The increased death rate during the pandemic has accentuated a trend seen in 2018 and 2019 – more deaths than births, something that had no recent precedence.

Pre-pandemic fall in birth rate

A fall in the birth rate was already noted during 2020, something that can't be explained by Covid-19. López-Gay explains that the reason for that decline is that there are less people of child-bearing age. The number of people born "between 1987 and 1996" is lower than other generations, so there are there are now less people entering the period of their lives when they have higher fertility rates.

25% drop in January 2021

Preliminary data from Spain's National Statistics Institute (INE) estimates that the number of births for December 2020 (nine months on from the first lockdown) in Catalonia was 18.7% lower than December 2019, while the decline in November was 6.8%.
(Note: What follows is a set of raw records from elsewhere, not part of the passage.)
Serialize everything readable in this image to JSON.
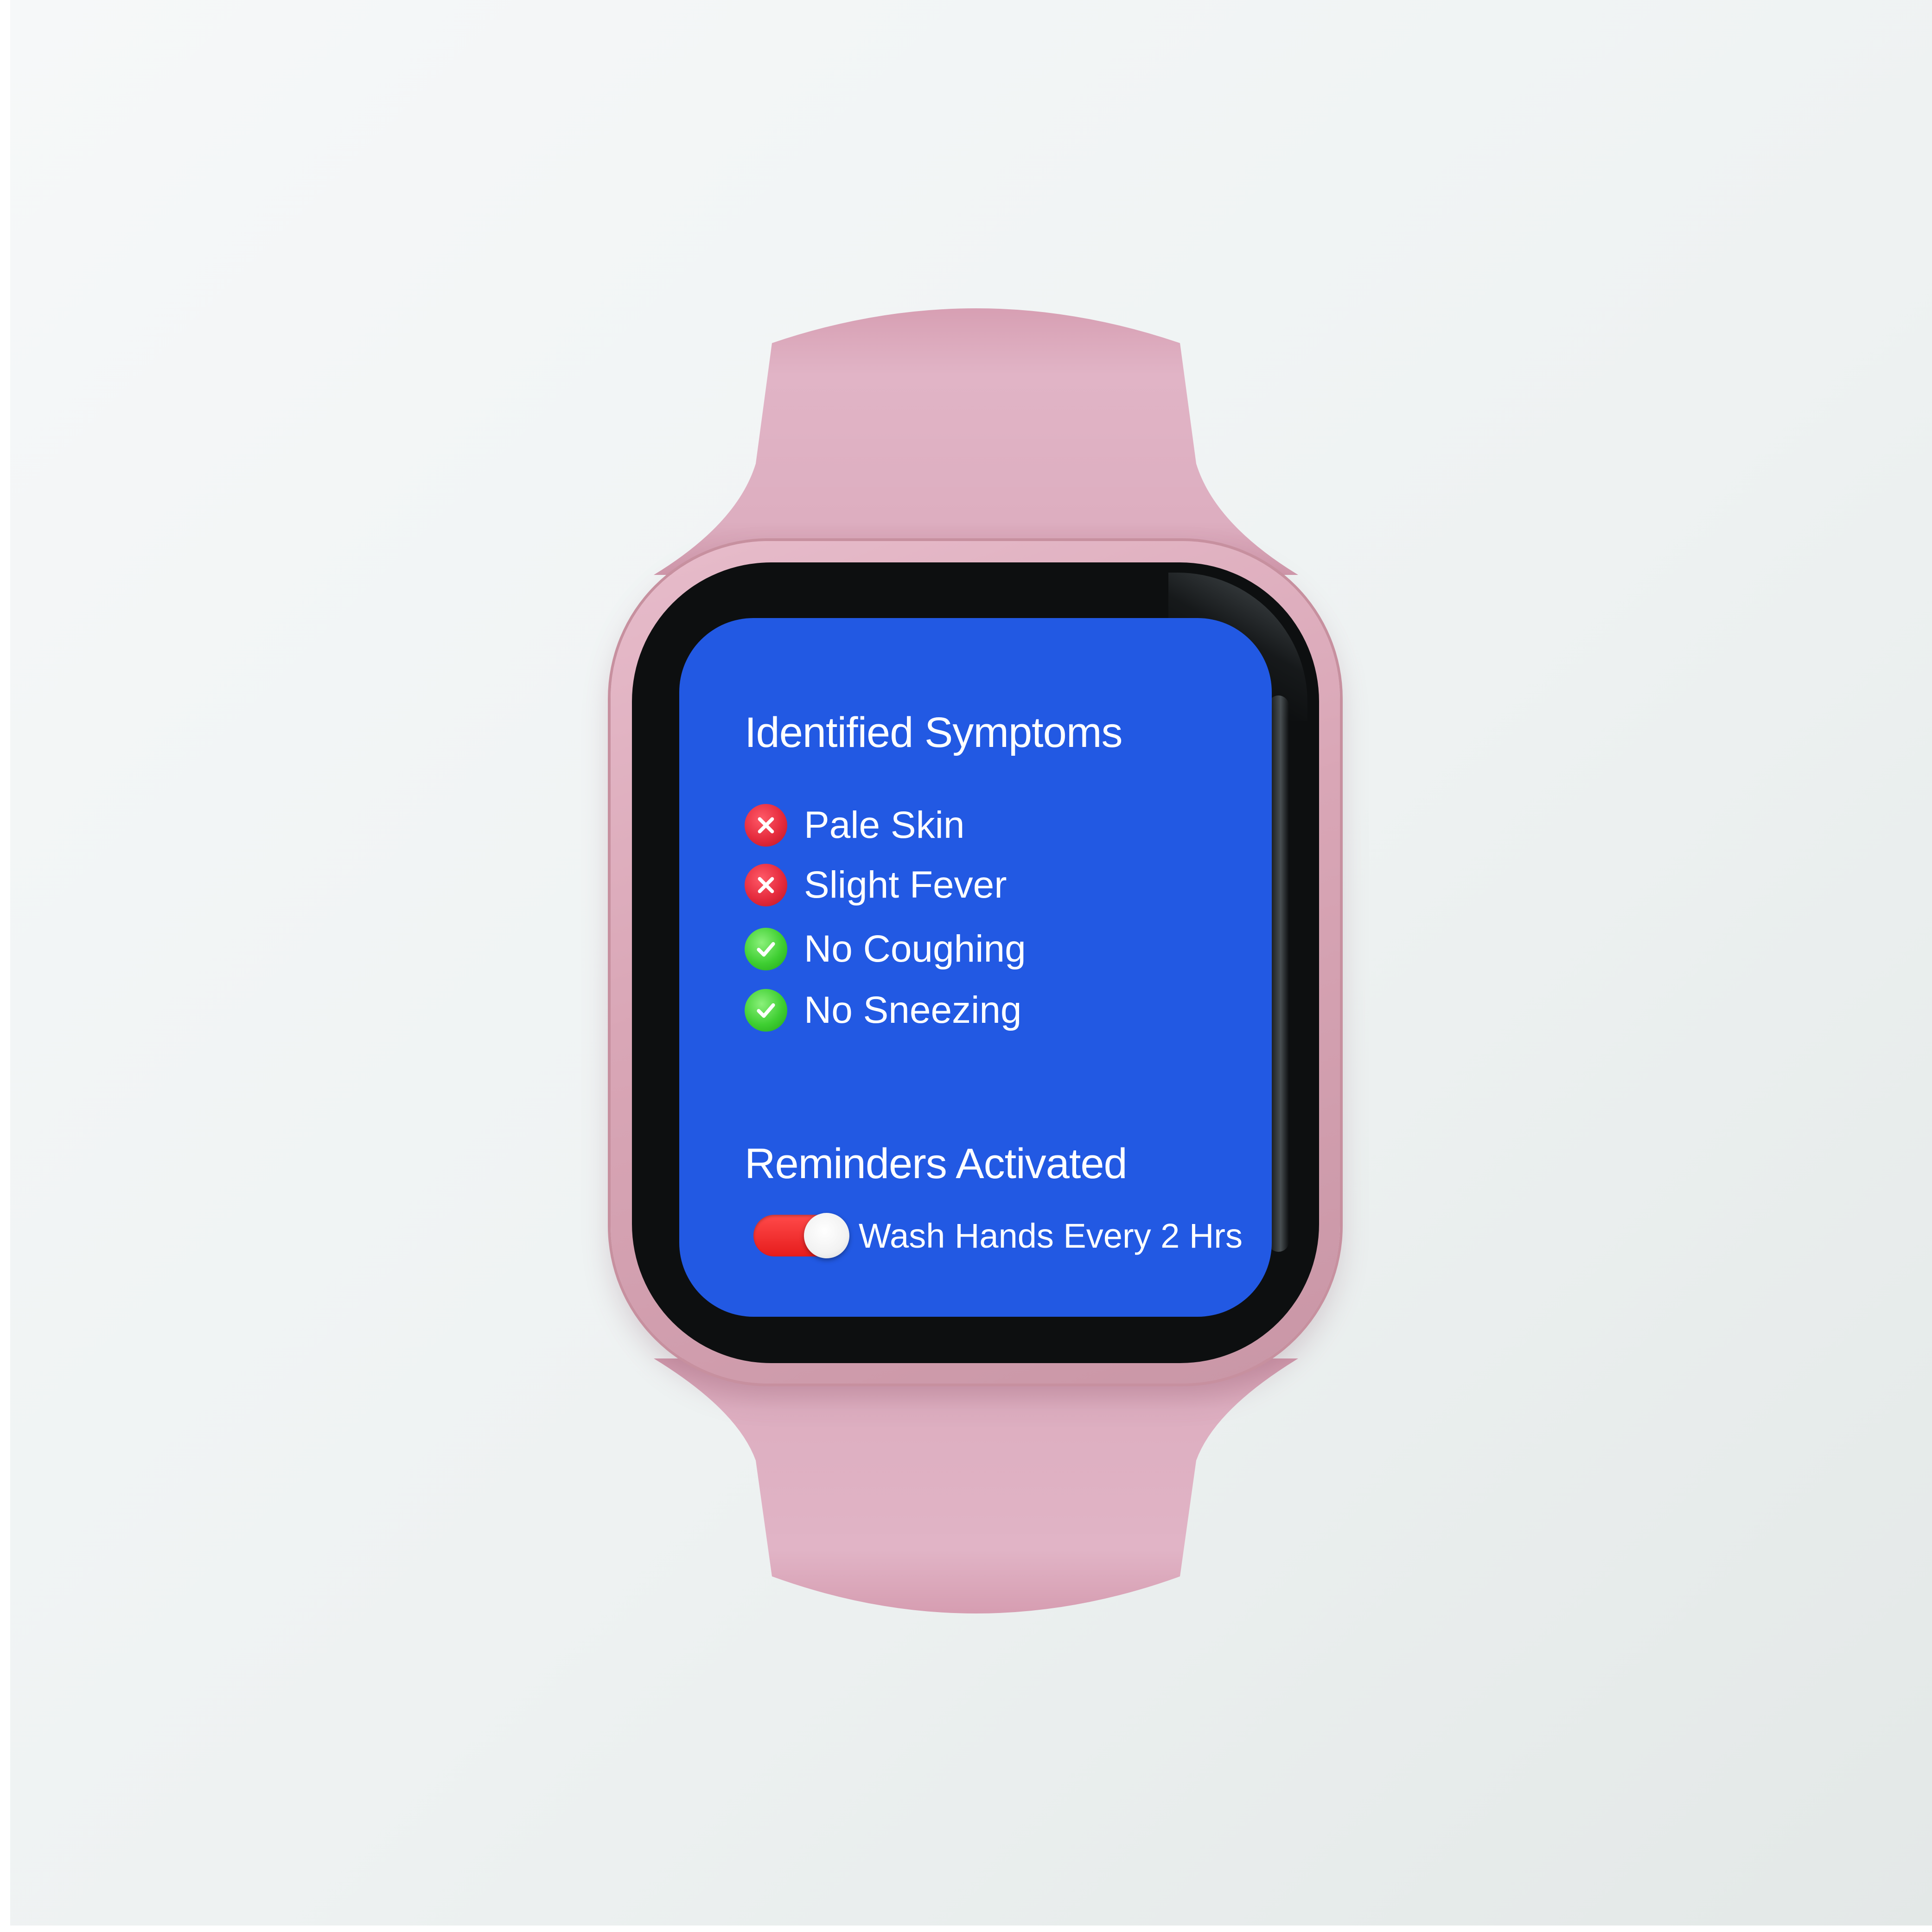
{
  "colors": {
    "screen_background": "#2259e3",
    "strap": "#dcaebf",
    "case": "#d9a6b6",
    "bezel": "#0d0f10",
    "text": "#ffffff",
    "status_bad": "#e52b3d",
    "status_good": "#3fcf32",
    "toggle_on": "#e61c1c"
  },
  "screen": {
    "symptoms_title": "Identified Symptoms",
    "symptoms": [
      {
        "label": "Pale Skin",
        "status": "bad",
        "icon": "x-circle-icon"
      },
      {
        "label": "Slight Fever",
        "status": "bad",
        "icon": "x-circle-icon"
      },
      {
        "label": "No Coughing",
        "status": "good",
        "icon": "check-circle-icon"
      },
      {
        "label": "No Sneezing",
        "status": "good",
        "icon": "check-circle-icon"
      }
    ],
    "reminders_title": "Reminders Activated",
    "reminder": {
      "label": "Wash Hands Every 2 Hrs",
      "enabled": true,
      "icon": "toggle-switch-icon"
    }
  }
}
The downward trend was accentuated in January 2021, with a year-on-year decrease of 24.7%, while in February this year it relaxed to 8.5%.

Moving to the countryside

In terms of population shifts across Catalonia, Barcelona's population fell by 0.56%, but Tarragona's grew by 0.57%, Girona's by 0.40%, and Lleida's by 0.14%, with López-Gay commenting that this would prove that "a small part of the population has changed their residential habits" during the year of the pandemic, with a trend away from more urban areas to more rural ones.

"Changes won't be noticed in the big cities because few people left in relative terms, but from the point of view of rural areas, it can change the trend in demographics."